Quelle est la place de la musique de chambre dans l’oeuvre de Félix Mendelssohn ?

Dès sa jeunesse, Mendelssohn s’essaie au contrepoint, pas tant à travers les exercices d’écriture classique que dans la contemplation et l’imitation de Jean-Sébastien Bach. Six Préludes et Fugues (op.35) affirment une technique parfaite mais aussi un sens de la musicalité non dénué de dramatisation. Schumann, l’ami et l’admirateur, écrivait dès 1837 : "Ce ne sont pas seulement des fugues travaillées avec la tête et d’après la recette, mais des morceaux de musique tout jaillis de l’esprit et développés suivant le mode poétique". Le Premier Prélude affirme un chant dans le médium, une ligne mélodique pure comme un lied, revenant incessamment. C’est une caractéristique de Mendelssohn ; sa musique chante. Pléonasme si difficile à une époque où le piano devient le laboratoire où se créent les formes nouvelles et les sons déjà insolites.

Il écrit un peu moins de cent morceaux pour le piano. Certains ressemblent à du Hummel, d’autres à du Weber, avec ce brio de salon qui faisait se pâmer les dames et les écrivains. Mais cette littérature importante et assez mal connue propose une unité ; celle d’un style original d’un compositeur extrêmement érudit pour lequel la musique commence quand on a tout avalé, aussi bien la technique musicale que les discours des prédécesseurs. C’est ce qui est le plus frappant chez Mendelssohn : cette espèce d’aboutissement des styles qu’il tente toujours de dépasser. Et il y parvient !

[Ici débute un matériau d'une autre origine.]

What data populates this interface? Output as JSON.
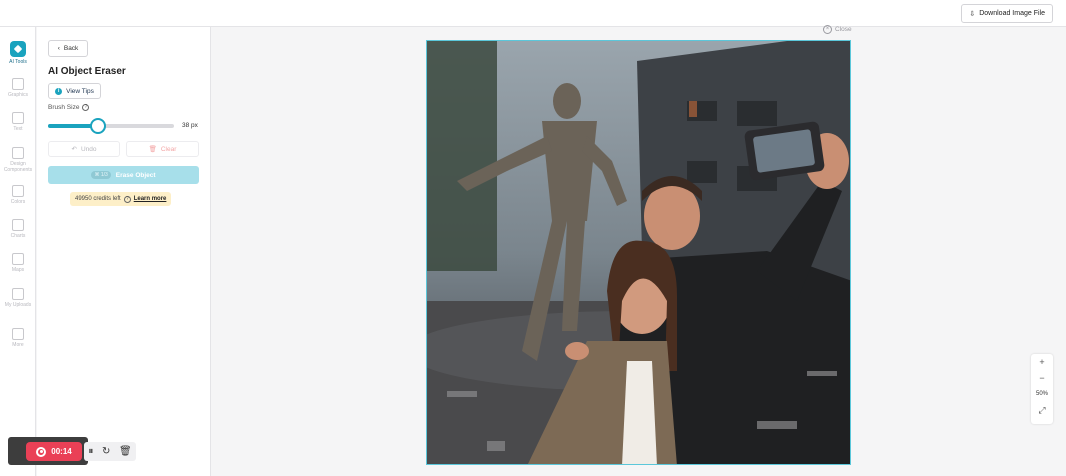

Pourtant, le piano n’est pas l’instrument de prédilection du jeune Mendelssohn. Il reste attiré par la musique de chambre et pour une première publication compose un Quatuor pour piano, violon, alto et violoncelle en ut mineur (op.1), genre peu exploité alors (Mozart n’en a composé que deux...). Félix est un jeune garçon talentueux à qui tout réussi. Qu’il monte à cheval et le voilà formidable cavalier. Il touche aux pinceaux ? Il réalise de merveilleux croquis qui ont le mérite d’être de qualité autant que de satisfaire l’instinct créateur de leur auteur. Il traduit des vers anciens, qu’ils soient en latin ou en grec. Et connaît la littérature au point d’émerveiller le conseiller Aulique Goethe. Goethe n’avait pas beaucoup aimé que le jeune Schubert lui adressât des lieder sur ses propres textes. D’ailleurs, il n’avait pas répondu. N’appréciait-il pas la jeunesse à sa propre valeur ? Un jeune homme de bonne famille aussi doué ne pouvait que l’interpeller. Et Goethe d’accepter la dédicace du Troisième quatuor pour piano, violon, alto et violoncelle en si mineur (op.3).

L’éternelle jeunesse

L’Octuor, on en revient toujours à lui. Ni l’Octuor pour vents de Schubert, ni le Double quatuor de Louis Spohr (son ami à qui il dédiera le Trio n°2 en ut mineur op. 66) n’ont cette grâce, avec son andante "de choeurs d’anges aux voix tendres" (selon E. Wolff, biographe), son scherzo injouable et son finale incroyablement difficile. Le langage imagé supplante le discours musical. Toute la musique sert l’imagination et poursuit des rêves. Mendelssohn s’ancre dans l’imaginaire qui, l’année suivante, le pousse au Songe d’une Nuit d’Eté.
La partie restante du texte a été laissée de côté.